Sebelumnya diberitakan, DPR RI resmi mengesahkan Rancangan Undang-Undang Kesejahteraan Ibu dan Anak (KIA) menjadi undang-undang dalam rapat Paripurna ke-19 di Kompleks Parlemen, Senayan, Jakarta, Selasa, 4 Juni 2024. Delapan fraksi di DPR menyetujui pengesahan RUU KIA, sementara Fraksi PKS menyatakan setuju dengan catatan.
Awalnya, Wakil Ketua Komisi VIII DPR, Diah Pitaloka menyampaikan laporan pembahasan RUU KIA.

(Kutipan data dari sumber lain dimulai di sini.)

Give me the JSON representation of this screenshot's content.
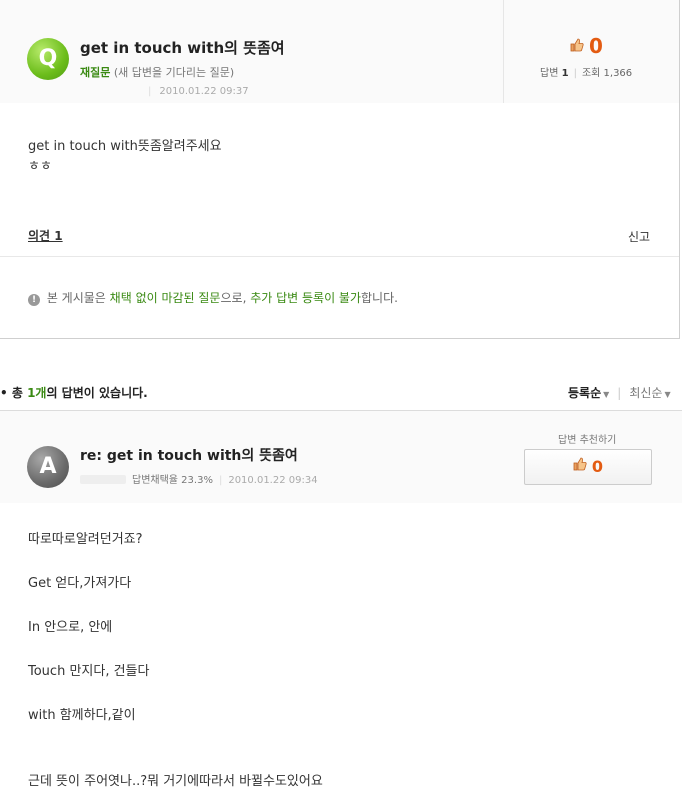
{
  "question": {
    "badge": "Q",
    "title": "get in touch with의 뜻좀여",
    "status_label": "재질문",
    "status_desc": "(새 답변을 기다리는 질문)",
    "date": "2010.01.22 09:37",
    "recommend_count": "0",
    "answers_label": "답변",
    "answers_count": "1",
    "views_label": "조회",
    "views_count": "1,366",
    "body_line1": "get in touch with뜻좀알려주세요",
    "body_line2": "ㅎㅎ",
    "opinion_link": "의견 1",
    "report_link": "신고",
    "notice": {
      "icon": "!",
      "p1": "본 게시물은 ",
      "p2": "채택 없이 마감된 질문",
      "p3": "으로, ",
      "p4": "추가 답변 등록이 불가",
      "p5": "합니다."
    }
  },
  "answers_header": {
    "bullet": "•",
    "prefix": "총 ",
    "count": "1개",
    "suffix": "의 답변이 있습니다.",
    "sort_registered": "등록순",
    "sort_latest": "최신순"
  },
  "answer": {
    "badge": "A",
    "title": "re: get in touch with의 뜻좀여",
    "adoption": "답변채택율 23.3%",
    "date": "2010.01.22 09:34",
    "recommend_label": "답변 추천하기",
    "recommend_count": "0",
    "lines": [
      "따로따로알려던거죠?",
      "Get 얻다,가져가다",
      "In 안으로, 안에",
      "Touch 만지다, 건들다",
      "with 함께하다,같이",
      "근데 뜻이 주어엿나..?뭐 거기에따라서 바뀔수도있어요"
    ]
  },
  "colors": {
    "accent_green": "#3a8a13",
    "recommend_orange": "#e35b12"
  }
}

"Rancangan Undang-Undang tentang Kesejahteraan Ibu dan Anak pada fase seribu hari pertama kehidupan terdiri dari 9 bab, 46 pasal, yang pengaturannya meliputi hak dan kewajiban, tugas dan wewenang penyelenggaraan kesejahteraan ibu dan anak, data dan informasi, pendanaan serta partisipasi masyarakat," kata Diah di DPR Senayan, Jakarta, Selasa 4 Juni 2024.
Ketua DPR RI, Puan Maharani yang memimpin rapat kemudian menanyakan kepada seluruh peserta rapat apakah menyetujui RUU KIA.

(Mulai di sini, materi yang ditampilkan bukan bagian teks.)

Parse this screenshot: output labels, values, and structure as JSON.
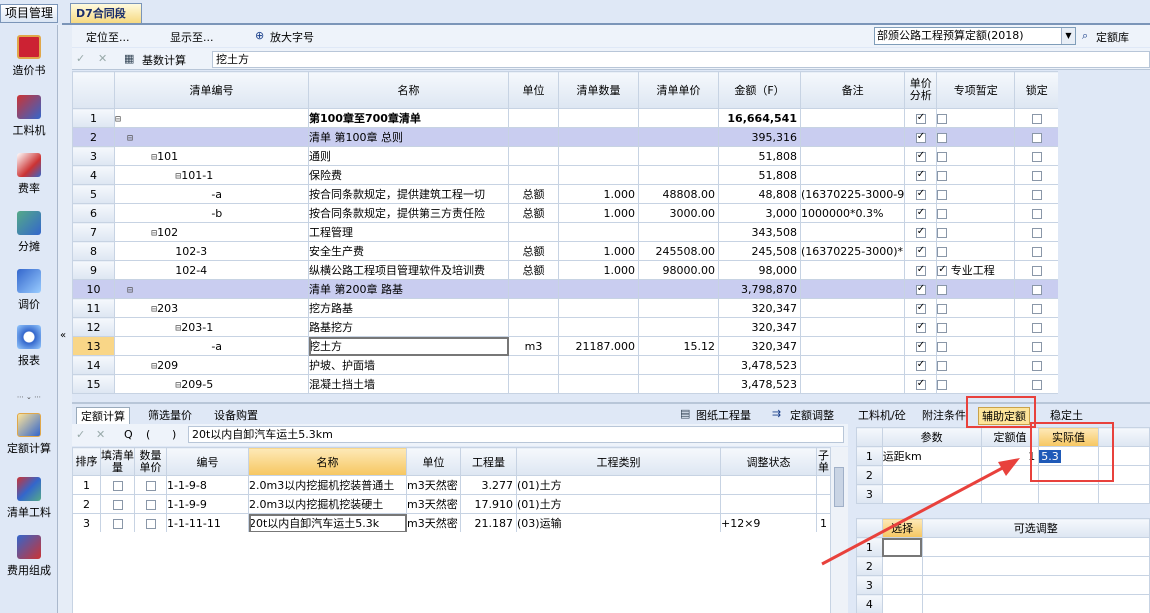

"Sidang dewan yang kami hormati, selanjutnya kami akan menanyakan sekali lagi kepada seluruh anggota dewan, apakah RUU KIA pada fase seribu hari pertama kehidupan dapat disetujui untuk disahkan menjadi undang-undang?" tanya Puan.

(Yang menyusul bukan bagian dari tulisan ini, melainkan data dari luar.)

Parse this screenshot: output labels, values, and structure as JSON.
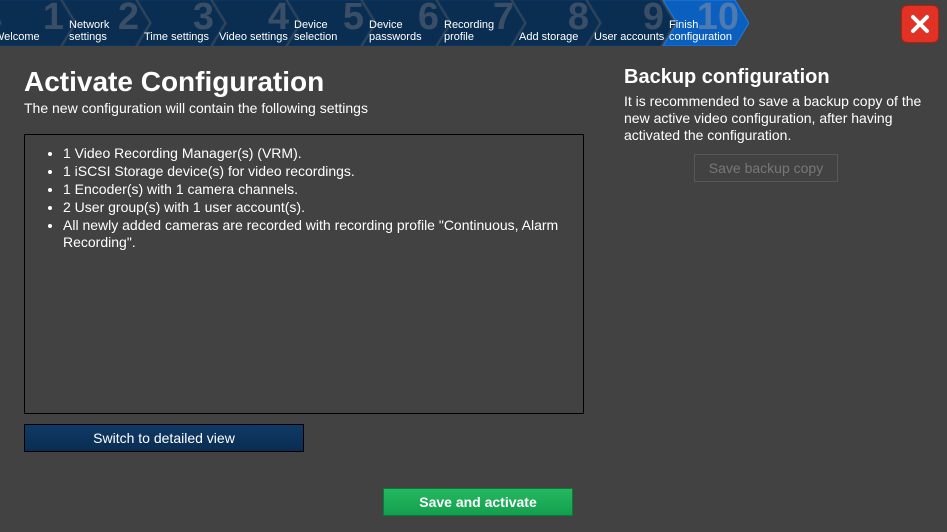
{
  "wizard": {
    "steps": [
      {
        "num": "1",
        "label": "Welcome"
      },
      {
        "num": "2",
        "label": "Network settings"
      },
      {
        "num": "3",
        "label": "Time settings"
      },
      {
        "num": "4",
        "label": "Video settings"
      },
      {
        "num": "5",
        "label": "Device selection"
      },
      {
        "num": "6",
        "label": "Device passwords"
      },
      {
        "num": "7",
        "label": "Recording profile"
      },
      {
        "num": "8",
        "label": "Add storage"
      },
      {
        "num": "9",
        "label": "User accounts"
      },
      {
        "num": "10",
        "label": "Finish configuration"
      }
    ],
    "active_index": 9
  },
  "main": {
    "title": "Activate Configuration",
    "subtitle": "The new configuration will contain the following settings",
    "summary": [
      "1 Video Recording Manager(s) (VRM).",
      "1 iSCSI Storage device(s) for video recordings.",
      "1 Encoder(s) with 1 camera channels.",
      "2 User group(s) with 1 user account(s).",
      "All newly added cameras are recorded with recording profile \"Continuous, Alarm Recording\"."
    ],
    "detail_button": "Switch to detailed view",
    "activate_button": "Save and activate"
  },
  "side": {
    "title": "Backup configuration",
    "desc": "It is recommended to save a backup copy of the new active video configuration, after having activated the configuration.",
    "backup_button": "Save backup copy"
  }
}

"Setuju," jawab mayoritas anggota dewan yang hadir.
Di sisi lain, Diah Pitaloka menjelaskan, ada lima pokok aturan yang disepakati pemerintah dan DPR pada RUU tersebut.
Pertama, perubahan judul dari Rancangan UU tentang Kesejahteraan Ibu dan Anak menjadi Rancangan UU Kesejahteraan Ibu dan Anak pada Fase Seribu Hari Kehidupan.
Kedua, penetapan definisi anak khusus dan definisi anak pada seribu hari kehidupan. Ketiga, perumusan cuti bagi ibu pekerja yang melakukan persalinan paling singkat tiga bulan pertama dan paling lama tiga bulan berikutnya jika terdapat kondisi khusus dengan bukti surat keterangan dokter.
Keempat, perumusan cuti bagi suami yang mendampingi istri dalam persalinan, yaitu dua hari dan dapat diberikan tambahan tiga hari berikutnya atau sesuai kesepakatan pemberi kerja. Kelima, perumusan tanggung jawab ibu, ayah, dan keluarga pada fase seribu hari pertama kehidupan. Kemudian, tanggung jawab pemerintah pusat dan pemerintah daerah mulai dari perencanaan monitoring dan evaluasi.